Flight Lieutenant Wallace McIntosh DFC and Bar, DFM, lived from 27 March 1920 to 4 June 2007. He became the most successful air gunner in the RAF's Bomber Command in World War Two. The wider picture in Scotland at the time is set out in our Historical Timeline.
Wallace McIntosh was born in a barn in Tarves in Aberdeenshire during a blizzard. His mother was an unmarried teenage servant. He was raised by his grandparents alongside their seven children, moving from farm to farm in Perthshire and Aberdeenshire in search of seasonal work. He attended fourteen schools, finally leaving at the age of 13 and taking a series of agricultural jobs while, literally, moolighting as a poacher. He was later employed as a gamekeeper.
When the Second World War broke out, McIntosh cycled 30 miles to Dundee to volunteer for the RAF. He was initially rejected because of his lack of education, but then accepted as an aircraftsman serving on the ground. He later became an air gunner, being posted to 207 Squadron at RAF Langar, near Nottingham, in March 1943. As a mid-upper turret gunner in a Lancaster bomber flown by Flying Officer Fred Richardson, he shot down two German aircraft during his first tour of 32 missions, and was awarded the Distinguished Flying Medal. In June 1943 he became an air gunnery instructor and was commissioned as an officer.

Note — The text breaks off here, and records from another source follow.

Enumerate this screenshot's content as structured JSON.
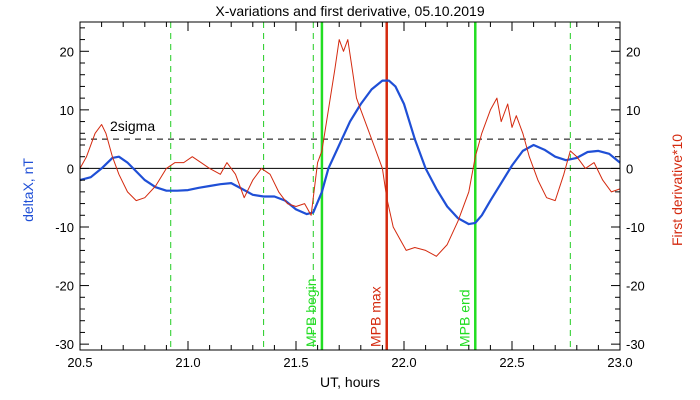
{
  "chart_data": {
    "type": "line",
    "title": "X-variations and first derivative, 05.10.2019",
    "xlabel": "UT, hours",
    "ylabel_left": "deltaX, nT",
    "ylabel_right": "First derivative*10",
    "xlim": [
      20.5,
      23.0
    ],
    "ylim": [
      -31,
      25
    ],
    "x_ticks": [
      20.5,
      21.0,
      21.5,
      22.0,
      22.5,
      23.0
    ],
    "x_tick_labels": [
      "20.5",
      "21.0",
      "21.5",
      "22.0",
      "22.5",
      "23.0"
    ],
    "y_ticks": [
      -30,
      -20,
      -10,
      0,
      10,
      20
    ],
    "y_tick_labels": [
      "-30",
      "-20",
      "-10",
      "0",
      "10",
      "20"
    ],
    "grid": false,
    "sigma_level": 5,
    "sigma_label": "2sigma",
    "zero_level": 0,
    "colors": {
      "deltaX": "#1f4fd6",
      "derivative": "#d42a0f",
      "mpb_markers": "#22dd22",
      "mpb_max_marker": "#d42a0f",
      "guide_lines": "#22cc22",
      "axes": "#000000"
    },
    "series": [
      {
        "name": "deltaX, nT",
        "axis": "left",
        "x": [
          20.5,
          20.55,
          20.6,
          20.65,
          20.68,
          20.72,
          20.76,
          20.8,
          20.85,
          20.9,
          20.95,
          21.0,
          21.05,
          21.1,
          21.15,
          21.2,
          21.25,
          21.3,
          21.35,
          21.4,
          21.45,
          21.5,
          21.55,
          21.58,
          21.62,
          21.65,
          21.7,
          21.75,
          21.8,
          21.85,
          21.9,
          21.93,
          21.96,
          22.0,
          22.05,
          22.1,
          22.15,
          22.2,
          22.25,
          22.3,
          22.33,
          22.36,
          22.4,
          22.45,
          22.5,
          22.55,
          22.6,
          22.65,
          22.7,
          22.75,
          22.8,
          22.85,
          22.9,
          22.95,
          23.0
        ],
        "values": [
          -2,
          -1.5,
          0,
          1.8,
          2.0,
          1.0,
          -0.5,
          -2,
          -3.2,
          -3.8,
          -3.8,
          -3.7,
          -3.3,
          -3.0,
          -2.7,
          -2.5,
          -3.5,
          -4.5,
          -4.8,
          -4.8,
          -5.5,
          -7,
          -7.8,
          -7.5,
          -4,
          0,
          4,
          8,
          11,
          13.5,
          15,
          15,
          14,
          11,
          5,
          0,
          -3.5,
          -6.5,
          -8.5,
          -9.5,
          -9.3,
          -8,
          -5.5,
          -2.5,
          0.5,
          3,
          4,
          3.2,
          2,
          1.4,
          1.8,
          2.8,
          3.0,
          2.5,
          1.0
        ]
      },
      {
        "name": "First derivative*10",
        "axis": "right",
        "x": [
          20.5,
          20.53,
          20.57,
          20.6,
          20.62,
          20.65,
          20.68,
          20.72,
          20.76,
          20.8,
          20.85,
          20.9,
          20.94,
          20.98,
          21.02,
          21.06,
          21.1,
          21.15,
          21.18,
          21.22,
          21.26,
          21.3,
          21.34,
          21.38,
          21.42,
          21.46,
          21.5,
          21.54,
          21.57,
          21.6,
          21.62,
          21.65,
          21.68,
          21.7,
          21.72,
          21.74,
          21.76,
          21.78,
          21.8,
          21.83,
          21.86,
          21.9,
          21.92,
          21.95,
          21.98,
          22.01,
          22.05,
          22.1,
          22.15,
          22.2,
          22.25,
          22.3,
          22.33,
          22.36,
          22.4,
          22.43,
          22.45,
          22.48,
          22.5,
          22.52,
          22.55,
          22.58,
          22.62,
          22.66,
          22.7,
          22.74,
          22.77,
          22.8,
          22.84,
          22.88,
          22.92,
          22.96,
          23.0
        ],
        "values": [
          0,
          2,
          6,
          7.5,
          6,
          2,
          -1,
          -4,
          -5.5,
          -5,
          -3,
          0,
          1,
          1,
          2,
          1,
          0,
          -1,
          1,
          -1,
          -5,
          -2,
          0,
          -1,
          -4,
          -6,
          -6.5,
          -6,
          -8,
          1,
          3,
          10,
          17,
          22,
          20,
          22,
          17,
          12,
          10,
          7,
          4,
          0,
          -5,
          -10,
          -12,
          -14,
          -13.5,
          -14,
          -15,
          -13,
          -9,
          -4,
          2,
          6,
          10,
          12,
          8,
          11,
          7,
          9,
          6,
          2,
          -2,
          -5,
          -5.5,
          -1,
          3,
          2,
          0,
          1,
          -2,
          -4,
          -3.5
        ]
      }
    ],
    "markers": [
      {
        "label": "MPB begin",
        "x": 21.62,
        "color_key": "mpb_markers"
      },
      {
        "label": "MPB max",
        "x": 21.92,
        "color_key": "mpb_max_marker"
      },
      {
        "label": "MPB end",
        "x": 22.33,
        "color_key": "mpb_markers"
      }
    ],
    "guide_lines_x": [
      20.92,
      21.35,
      21.58,
      22.77
    ]
  }
}
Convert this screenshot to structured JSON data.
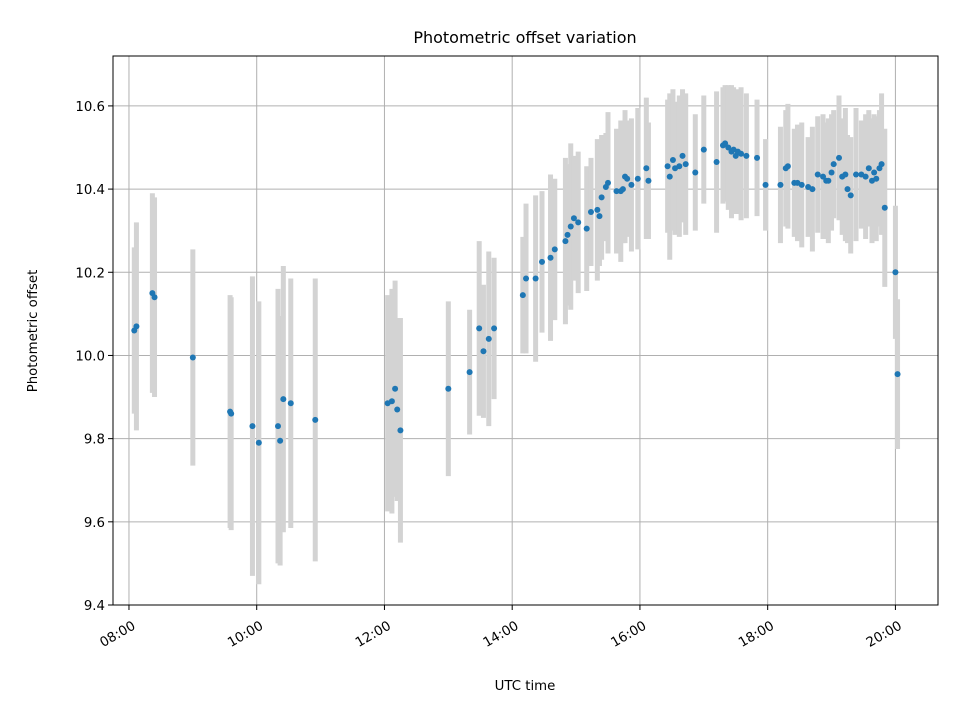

In February 1944 he returned to active duty with 207 Squadron at RAF Spilsby in Lincolnshire, serving as a rear gunner in the Lancaster flown by Wing Commander John Grey. He shot down one enemy aircraft over France on 3 May 1944, and then, on 7 June 1944, while on a raid in support of the D-Day landings, he and another gunner in the aircraft jointly shot down three more German aircraft. Both gunners received the Distinguished Flying Cross. In July 1944 he shot down two German aircraft during a raid over Stuttgart and was awarded a further Distinguished Flying Cross.
Wallace McIntosh left the RAF in 1948. He later worked as an agricultural foodstuffs salesman and then as a seed merchant. He married Christina Cooper in 1957 and they had four children together. He published his biography, Gunning for the Enemy, in 2003.